The simple dose conversions used for today's neurotoxins may not result in optimal cosmetic outcomes, and this may be due to the unique nature of each individual toxin, according to a recent study.
Currently, there are several toxins approved for cosmetic use in the United States. Though Botox (onabotulinumtoxinA, Allergan) remains the universal comparator, Dysport (abobotulinumtoxinA, Medicis) and Xeomin (incobotulinumtoxinA, Merz Aesthetics) continue to vie for the top spot in aesthetic surgery.According to Dr. Narurkar, there is little literature about head-to-head comparative studies between the toxins available, and studies that do exist are sponsored by the manufacturers. Therefore, the results may be viewed as biased.
"All studies are great, but the problem is that if they are sponsored, the credibility factor is less than if something is completely unsponsored," Dr. Narurkar explains, adding that "this remains one of the central issues regarding the true efficacy of a given neuromodulator."

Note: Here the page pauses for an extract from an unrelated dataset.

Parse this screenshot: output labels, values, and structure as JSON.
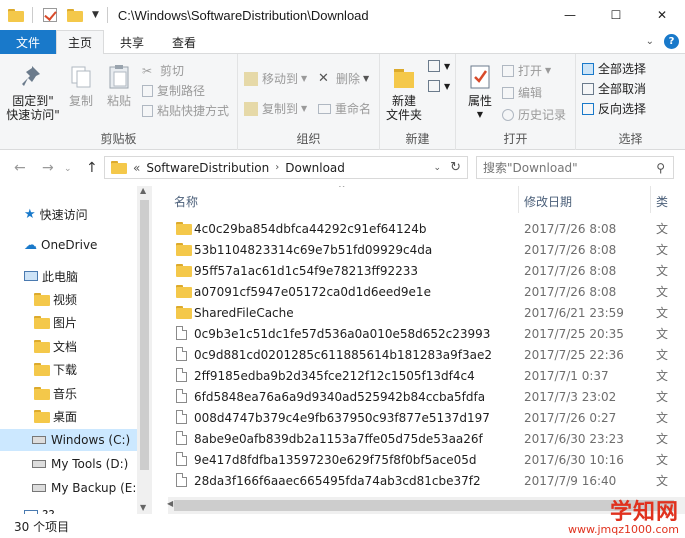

NONSPONSORED STUDY Dr. Narurkar and Marguerite Germain, M.D., recently conducted an independent, nonsponsored, head-to-head study between Botox and Dysport in patients who had been previously treated with onabotulinumtoxinA and who had positive results (with doses ranging from 20 to 60 units in the glabella and 20 to 30 units in the periorbital area).
The objective of the study was to determine whether there is a simple dose conversion between the two toxins and whether there is interchangeability among them. The study included 30 patients who had all been treated with onabotulinumtoxinA in the glabella and periorbital area but had not received any toxin, filler or cosmetic treatment for six months or longer. Patients were randomized in the study to three different dose conversions of either toxin — namely, 2.5-to-1, 3-to-1 and 4-to-1.
Injection patterns were followed per protocol for both toxins in areas (five-point injection for the glabella and three to four injections for each side of the periorbital area).
Assessment was made using standardized photography at rest and at animation using the standardized Merz scale for rhytids. Assessment photographs were taken at baseline, day two, one week and at monthly intervals for four months, and onset of action of toxins was documented at visits on day two, five, seven and 10. Evaluations included onset of action, complete effect and longevity.
Results demonstrated much variation in the dose conversions in terms of satisfactory results for both the glabella and periorbital areas treated. Dr. Narurkar says the dose ranges for the glabella required at least a 3-1 (40 percent of patients) or 4-1 (100 percent of patients) ratio to achieve a satisfactory cosmetic outcome, and that the 2.5-1 ratio (20 percent of patients) could not accomplish satisfactory cosmetic results in study patients.
In addition, browlifting appeared more consistent in the onabotulinumtoxinA group compared to the abobotulinumtoxinA group, he says.
In the split-face evaluation for the effects of abobotulinumtoxinA compared to onabotulinumtoxinA on crow's feet (using the same dose conversions of 2.5-to-1, 3-to-1 and 4-to-1), Dr. Narurkar says the majority of patients (80 percent) demonstrated equivalent results at the 3-1 dose conversion ratio, compared to the 2.5-1 (20 percent) and 4-1 (100 percent) ratios.
"We found that the commonly used dose conversions between Botox and Dysport (1 unit:2.5 units) are not real," Dr. Narurkar says. "Simple dose conversions with these toxins do not work across all patients, as seen in our results."
It is popularly believed and largely accepted that the dose conversions used between Botox and Dysport work in terms of achieving a similar or even equivalent efficacy, onset of action and longevity of results. However, though both Botox and Dysport are effective in their own right, the differences seen among them in relation to the doses used can achieve different cosmetic outcomes and varying levels of satisfactory aesthetic outcomes, Dr. Narurkar says.
"Physicians should view Botox as Botox and Dysport as Dysport and use the appropriate and designated doses for each of these toxins," he says.
"Biologics are not interchangeable, and the results of our study underscore the need for more science-based trials comparing these two toxins and any new and emerging toxins that may soon become available on the market," Dr. Narurkar adds.
Dr. Narurkar is a consultant for Allergan, Galderma, Medicis, Merz Aesthetics and Revance. He has performed clinical trials for Allergan, Myoscience, Palomar, Philips, Photocure, Solta and Zeltiq CoolSculpting.